# Formula for molar specific heat capacity in polytropic process

That $$C$$ is the specific heat for the given cycle, i.e. $$dQ=nCdT$$ This is for $$n$$ moles of gas.(not the $$n$$ you stated in question)

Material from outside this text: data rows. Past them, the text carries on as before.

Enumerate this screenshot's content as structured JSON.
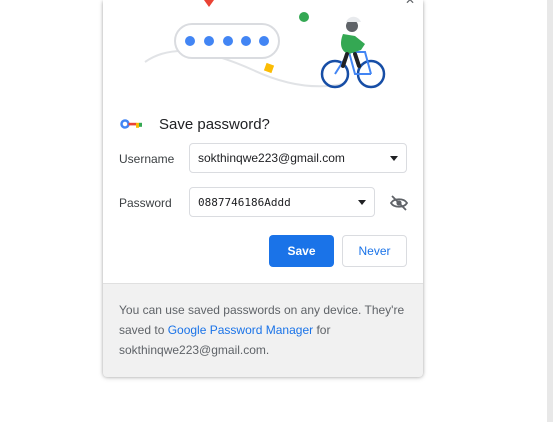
{
  "dialog": {
    "title": "Save password?",
    "username_label": "Username",
    "username_value": "sokthinqwe223@gmail.com",
    "password_label": "Password",
    "password_value": "0887746186Addd",
    "save_label": "Save",
    "never_label": "Never",
    "footer_text_before": "You can use saved passwords on any device. They're saved to ",
    "footer_link": "Google Password Manager",
    "footer_text_after": " for sokthinqwe223@gmail.com."
  },
  "icons": {
    "key": "key-icon",
    "eye": "eye-off-icon",
    "caret": "chevron-down-icon",
    "close": "close-icon"
  },
  "colors": {
    "accent": "#1a73e8",
    "footer_bg": "#f1f1f1"
  }
}
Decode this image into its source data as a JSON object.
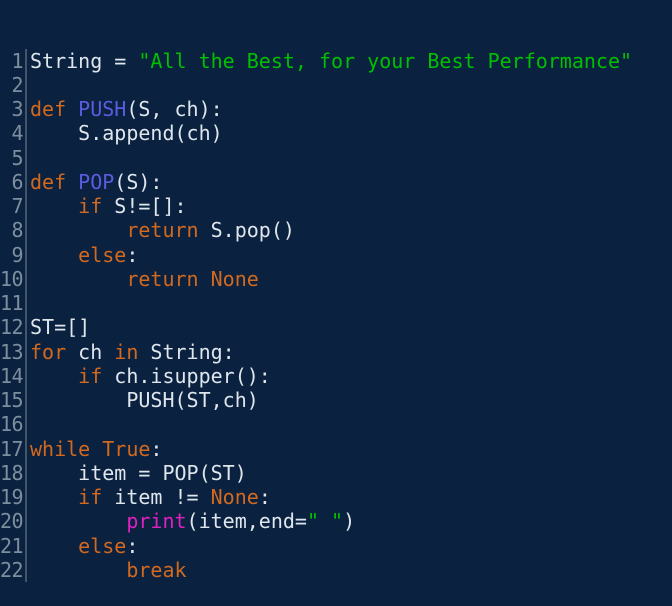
{
  "editor": {
    "language": "python",
    "background_color": "#0a2140",
    "gutter_rule_color": "#41556b",
    "line_number_color": "#7d8f9e",
    "colors": {
      "keyword": "#d2691e",
      "string": "#00c000",
      "function_def": "#5c5ce0",
      "builtin_function": "#e020c0",
      "plain": "#dfe6ec"
    },
    "line_numbers": [
      "1",
      "2",
      "3",
      "4",
      "5",
      "6",
      "7",
      "8",
      "9",
      "10",
      "11",
      "12",
      "13",
      "14",
      "15",
      "16",
      "17",
      "18",
      "19",
      "20",
      "21",
      "22"
    ],
    "lines": [
      {
        "number": "1",
        "text": "String = \"All the Best, for your Best Performance\"",
        "tokens": [
          {
            "t": "String = ",
            "c": "pl"
          },
          {
            "t": "\"All the Best, for your Best Performance\"",
            "c": "str"
          }
        ]
      },
      {
        "number": "2",
        "text": "",
        "tokens": []
      },
      {
        "number": "3",
        "text": "def PUSH(S, ch):",
        "tokens": [
          {
            "t": "def ",
            "c": "kw"
          },
          {
            "t": "PUSH",
            "c": "def"
          },
          {
            "t": "(S, ch):",
            "c": "pl"
          }
        ]
      },
      {
        "number": "4",
        "text": "    S.append(ch)",
        "tokens": [
          {
            "t": "    S.append(ch)",
            "c": "pl"
          }
        ]
      },
      {
        "number": "5",
        "text": "",
        "tokens": []
      },
      {
        "number": "6",
        "text": "def POP(S):",
        "tokens": [
          {
            "t": "def ",
            "c": "kw"
          },
          {
            "t": "POP",
            "c": "def"
          },
          {
            "t": "(S):",
            "c": "pl"
          }
        ]
      },
      {
        "number": "7",
        "text": "    if S!=[]:",
        "tokens": [
          {
            "t": "    ",
            "c": "pl"
          },
          {
            "t": "if",
            "c": "kw"
          },
          {
            "t": " S!=[]:",
            "c": "pl"
          }
        ]
      },
      {
        "number": "8",
        "text": "        return S.pop()",
        "tokens": [
          {
            "t": "        ",
            "c": "pl"
          },
          {
            "t": "return",
            "c": "kw"
          },
          {
            "t": " S.pop()",
            "c": "pl"
          }
        ]
      },
      {
        "number": "9",
        "text": "    else:",
        "tokens": [
          {
            "t": "    ",
            "c": "pl"
          },
          {
            "t": "else",
            "c": "kw"
          },
          {
            "t": ":",
            "c": "pl"
          }
        ]
      },
      {
        "number": "10",
        "text": "        return None",
        "tokens": [
          {
            "t": "        ",
            "c": "pl"
          },
          {
            "t": "return None",
            "c": "kw"
          }
        ]
      },
      {
        "number": "11",
        "text": "",
        "tokens": []
      },
      {
        "number": "12",
        "text": "ST=[]",
        "tokens": [
          {
            "t": "ST=[]",
            "c": "pl"
          }
        ]
      },
      {
        "number": "13",
        "text": "for ch in String:",
        "tokens": [
          {
            "t": "for",
            "c": "kw"
          },
          {
            "t": " ch ",
            "c": "pl"
          },
          {
            "t": "in",
            "c": "kw"
          },
          {
            "t": " String:",
            "c": "pl"
          }
        ]
      },
      {
        "number": "14",
        "text": "    if ch.isupper():",
        "tokens": [
          {
            "t": "    ",
            "c": "pl"
          },
          {
            "t": "if",
            "c": "kw"
          },
          {
            "t": " ch.isupper():",
            "c": "pl"
          }
        ]
      },
      {
        "number": "15",
        "text": "        PUSH(ST,ch)",
        "tokens": [
          {
            "t": "        PUSH(ST,ch)",
            "c": "pl"
          }
        ]
      },
      {
        "number": "16",
        "text": "",
        "tokens": []
      },
      {
        "number": "17",
        "text": "while True:",
        "tokens": [
          {
            "t": "while True",
            "c": "kw"
          },
          {
            "t": ":",
            "c": "pl"
          }
        ]
      },
      {
        "number": "18",
        "text": "    item = POP(ST)",
        "tokens": [
          {
            "t": "    item = POP(ST)",
            "c": "pl"
          }
        ]
      },
      {
        "number": "19",
        "text": "    if item != None:",
        "tokens": [
          {
            "t": "    ",
            "c": "pl"
          },
          {
            "t": "if",
            "c": "kw"
          },
          {
            "t": " item != ",
            "c": "pl"
          },
          {
            "t": "None",
            "c": "kw"
          },
          {
            "t": ":",
            "c": "pl"
          }
        ]
      },
      {
        "number": "20",
        "text": "        print(item,end=\" \")",
        "tokens": [
          {
            "t": "        ",
            "c": "pl"
          },
          {
            "t": "print",
            "c": "fn"
          },
          {
            "t": "(item,end=",
            "c": "pl"
          },
          {
            "t": "\" \"",
            "c": "str"
          },
          {
            "t": ")",
            "c": "pl"
          }
        ]
      },
      {
        "number": "21",
        "text": "    else:",
        "tokens": [
          {
            "t": "    ",
            "c": "pl"
          },
          {
            "t": "else",
            "c": "kw"
          },
          {
            "t": ":",
            "c": "pl"
          }
        ]
      },
      {
        "number": "22",
        "text": "        break",
        "tokens": [
          {
            "t": "        ",
            "c": "pl"
          },
          {
            "t": "break",
            "c": "kw"
          }
        ]
      }
    ]
  }
}
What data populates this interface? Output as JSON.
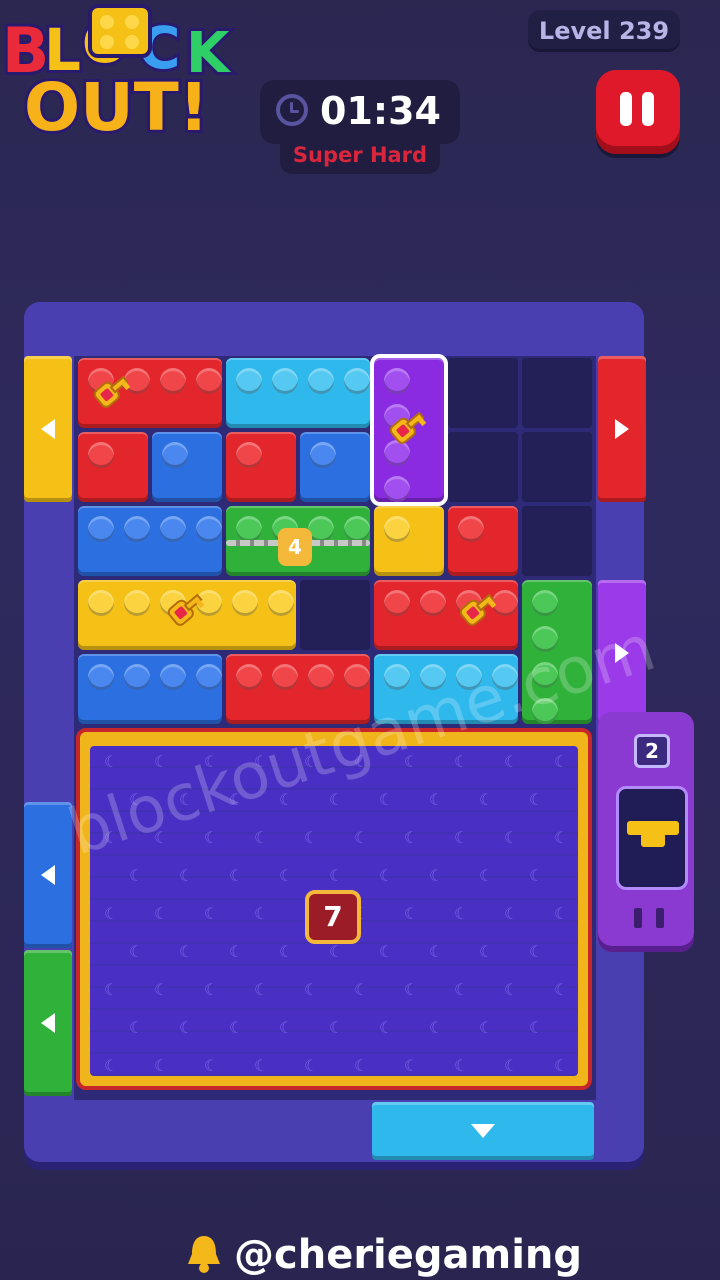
{
  "logo": {
    "line1": "BLOCK",
    "line2": "OUT!"
  },
  "header": {
    "level": "Level 239",
    "timer": "01:34",
    "difficulty": "Super Hard"
  },
  "board": {
    "lock_count": "4",
    "target_count": "7",
    "dispenser_count": "2"
  },
  "watermark": "blockoutgame.com",
  "footer": {
    "handle": "@cheriegaming"
  },
  "colors": {
    "red": "#e3262b",
    "blue": "#2b6fe0",
    "cyan": "#2fb8ec",
    "green": "#2fb13a",
    "yellow": "#f5c116",
    "purple": "#8a2be2"
  }
}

I will assume $$PV^z=\text{constant}$$

$$nCdT=dU+PdV$$ $$\int nCdT=\int nC_vdT+\int PdV$$

$$nC\Delta T=nC_v \Delta T+\int \frac{PV^z}{V^z}dV$$

As numerator is a constant, take it out!

Also note that $$P_iV_i^z=P_fV_f^z$$

$$i = \text{initial}$$

$$f=\text{final}$$

Focusing on integral only,

$$PV^z\int V^{-z}dV$$

$$PV^z\left[\frac{V^{-z+1}}{-z+1}\right]^{V_f}_{V_i}$$

Note that the $$PV^z$$ is same for initial and final step. So, we multiply it inside and do this ingenious work:

$$-\frac{P_iV_i^zV_i^{-z+1}}{-z+1}+\frac{P_fV_f^zV_f^{-z+1}}{-z+1}$$

$$-\frac{P_iV_i}{-z+1}+\frac{P_fV_f}{-z+1}$$

Note that $$PV=nRT$$

$$\frac{nR\Delta T}{-z+1}$$

where $$\Delta T=T_f-T_i$$

Final equation :

$$nC\Delta T=nC_v \Delta T+\frac{nR\Delta T}{-z+1}$$

$$C=C_v+\frac{R}{1-z}$$

This will bring you the original equation, you can find $$C_v$$ by

$$C_p/C_v=\gamma$$

$$C_p-C_v=R$$

Using $$C_p=\gamma C_v$$,

$$C_v\left(\gamma-1\right)=R$$

$$C_v=\frac{R}{\gamma-1}$$

Substituting in original equation,

$$C=\frac{R}{\gamma-1}+\frac{R}{1-z}$$